Rundwanderung:  16,3 km

Ausgangs- und Endpunkt: Parkplatz Burg Schnellenberg

Parken: Parkplatz Burg GoogleMaps

Hm:  ↑ 410m / ↓410m

Zeit: 5 Std. mit Pausen

Erreichbar: Auto/Bus oder/und Zug nach Attendorn

Schwierigkeit: mittel bis schwer
Beste Zeit: das ganze Jahr
Einkehrmöglichkeit: Burg Schnellenberg, SGV Hütte am Biggeblick (Die Hütte ist an einigen Sonntagen im Jahr in der Zeit von 11:00 - 17:00 Uhr geöffnet. Es ist also Glücksache!)

 

Rundwanderung:  15,4 km

Ausgangs- und Endpunkt: Parkplatz unterhalb des Biggeblicks 

Parken: Parkplatz Waldenburg GoogleMaps

Hm:  ↑ 300m / ↓300m

Zeit: 4 Std. mit Pausen

Erreichbar: mit dem Auto 

Schwierigkeit: leicht bis mittel
Beste Zeit: das ganze Jahr
Einkehrmöglichkeit: SGV Hütte am Biggeblick

(Die Hütte ist an einigen Sonntagen im Jahr in der Zeit von 11:00 - 17:00 Uhr geöffnet. Es ist also Glücksache!)

 


Komoot ist eine tolle App für das Handy, mit der man Wanderungen planen und aufzeichnen kann. Du kannst sie kostenlos nutzen und meiner Route folgen. Ich empfehle dir, für dein Handy evtl. eine Powerbank mitzunehmen, da die Navigation mit Komoot recht viel Energie zieht. Vor allem im Winter, wenn es kalt ist. Wenn dich interessiert, welche ich benutze, guckst du HIER*

(Daran, dass ich Komoot empfehle, verdiene ich nichts. Komoot hat Stärken und Schwächen, ich plane meine Wanderungen aber sehr gerne am PC mit dieser App und navigiere per Handy mit Komoot!)

 

Rundwanderung 2-Burgen-Weg von Burg Schnellenberg aus

Wegbeschreibung der ersten Komoot-wanderung

Du startest an der Burg Schnellenberg, hoch über Attendorn gelegen.

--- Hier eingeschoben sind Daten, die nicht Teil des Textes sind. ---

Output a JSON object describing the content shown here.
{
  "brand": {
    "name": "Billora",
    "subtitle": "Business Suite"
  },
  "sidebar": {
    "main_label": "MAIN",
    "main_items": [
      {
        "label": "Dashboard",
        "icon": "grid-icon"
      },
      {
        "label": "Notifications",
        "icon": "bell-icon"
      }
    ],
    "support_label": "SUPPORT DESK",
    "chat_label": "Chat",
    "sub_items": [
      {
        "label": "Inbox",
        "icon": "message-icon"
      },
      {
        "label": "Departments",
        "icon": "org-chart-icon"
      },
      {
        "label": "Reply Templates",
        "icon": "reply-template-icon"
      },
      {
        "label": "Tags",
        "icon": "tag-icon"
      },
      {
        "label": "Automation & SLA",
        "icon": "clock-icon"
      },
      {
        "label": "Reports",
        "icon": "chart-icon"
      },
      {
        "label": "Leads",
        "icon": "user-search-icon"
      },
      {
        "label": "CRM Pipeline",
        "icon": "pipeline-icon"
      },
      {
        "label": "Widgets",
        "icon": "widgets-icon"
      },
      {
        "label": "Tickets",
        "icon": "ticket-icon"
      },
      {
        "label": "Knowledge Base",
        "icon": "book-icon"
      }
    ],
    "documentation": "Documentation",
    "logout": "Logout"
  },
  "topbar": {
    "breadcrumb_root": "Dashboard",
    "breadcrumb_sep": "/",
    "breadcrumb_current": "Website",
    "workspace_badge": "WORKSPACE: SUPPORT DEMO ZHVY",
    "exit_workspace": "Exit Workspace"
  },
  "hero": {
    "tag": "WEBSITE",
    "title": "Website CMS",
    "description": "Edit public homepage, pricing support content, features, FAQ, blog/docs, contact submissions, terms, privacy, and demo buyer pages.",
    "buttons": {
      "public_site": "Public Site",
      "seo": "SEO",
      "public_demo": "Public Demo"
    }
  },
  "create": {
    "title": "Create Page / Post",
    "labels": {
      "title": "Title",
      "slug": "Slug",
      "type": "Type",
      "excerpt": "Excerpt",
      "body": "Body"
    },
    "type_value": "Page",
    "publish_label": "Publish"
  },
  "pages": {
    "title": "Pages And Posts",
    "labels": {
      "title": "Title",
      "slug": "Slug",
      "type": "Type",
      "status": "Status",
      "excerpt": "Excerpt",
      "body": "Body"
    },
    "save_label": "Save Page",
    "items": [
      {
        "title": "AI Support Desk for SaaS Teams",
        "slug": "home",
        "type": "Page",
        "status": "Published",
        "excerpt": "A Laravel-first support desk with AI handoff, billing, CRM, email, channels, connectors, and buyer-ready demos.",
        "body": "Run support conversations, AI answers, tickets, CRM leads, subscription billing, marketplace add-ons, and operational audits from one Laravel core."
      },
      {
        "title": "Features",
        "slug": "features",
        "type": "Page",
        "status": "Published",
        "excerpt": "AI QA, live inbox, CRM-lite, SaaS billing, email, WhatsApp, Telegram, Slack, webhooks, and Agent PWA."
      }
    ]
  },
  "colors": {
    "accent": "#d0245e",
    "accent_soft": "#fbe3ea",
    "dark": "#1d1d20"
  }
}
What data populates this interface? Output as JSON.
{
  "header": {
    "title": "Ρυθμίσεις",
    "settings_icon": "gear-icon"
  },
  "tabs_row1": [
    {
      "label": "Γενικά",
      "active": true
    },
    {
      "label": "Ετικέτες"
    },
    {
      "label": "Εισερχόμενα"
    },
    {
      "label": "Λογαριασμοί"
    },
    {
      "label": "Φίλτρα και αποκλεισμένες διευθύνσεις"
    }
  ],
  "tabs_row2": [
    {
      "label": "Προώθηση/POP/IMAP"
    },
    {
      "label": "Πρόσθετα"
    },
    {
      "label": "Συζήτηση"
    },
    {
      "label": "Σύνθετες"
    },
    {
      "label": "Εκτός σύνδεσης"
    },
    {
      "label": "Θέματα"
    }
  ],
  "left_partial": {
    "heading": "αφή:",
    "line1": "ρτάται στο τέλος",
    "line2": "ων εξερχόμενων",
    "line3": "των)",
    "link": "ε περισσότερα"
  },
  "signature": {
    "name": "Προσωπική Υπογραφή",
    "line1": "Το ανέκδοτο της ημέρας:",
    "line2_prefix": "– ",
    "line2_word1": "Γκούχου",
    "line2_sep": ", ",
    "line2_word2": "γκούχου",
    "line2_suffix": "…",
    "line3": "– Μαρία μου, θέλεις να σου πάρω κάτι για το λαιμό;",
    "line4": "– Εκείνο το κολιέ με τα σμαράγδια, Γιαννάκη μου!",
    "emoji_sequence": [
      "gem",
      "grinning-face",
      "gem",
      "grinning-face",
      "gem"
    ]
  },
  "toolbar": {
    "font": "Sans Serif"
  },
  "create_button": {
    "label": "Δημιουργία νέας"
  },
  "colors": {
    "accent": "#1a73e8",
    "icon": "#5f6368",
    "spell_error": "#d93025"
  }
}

Schon beim ersten Blick auf die imposante Anlage versteht man, warum sie als größte Burg Südwestfalens gilt. Hinter ihren dicken Mauern verbirgt sich heute ein Hotel mit Restaurant – ein Ort, an dem man wunderbar einkehren kann, bevor oder nachdem man sich auf den Weg macht. Vom Parkplatz aus führt uns der Weg direkt hinein in die Sauerländer Wälder, vorbei an den stillen Resten einer alten Landwehr.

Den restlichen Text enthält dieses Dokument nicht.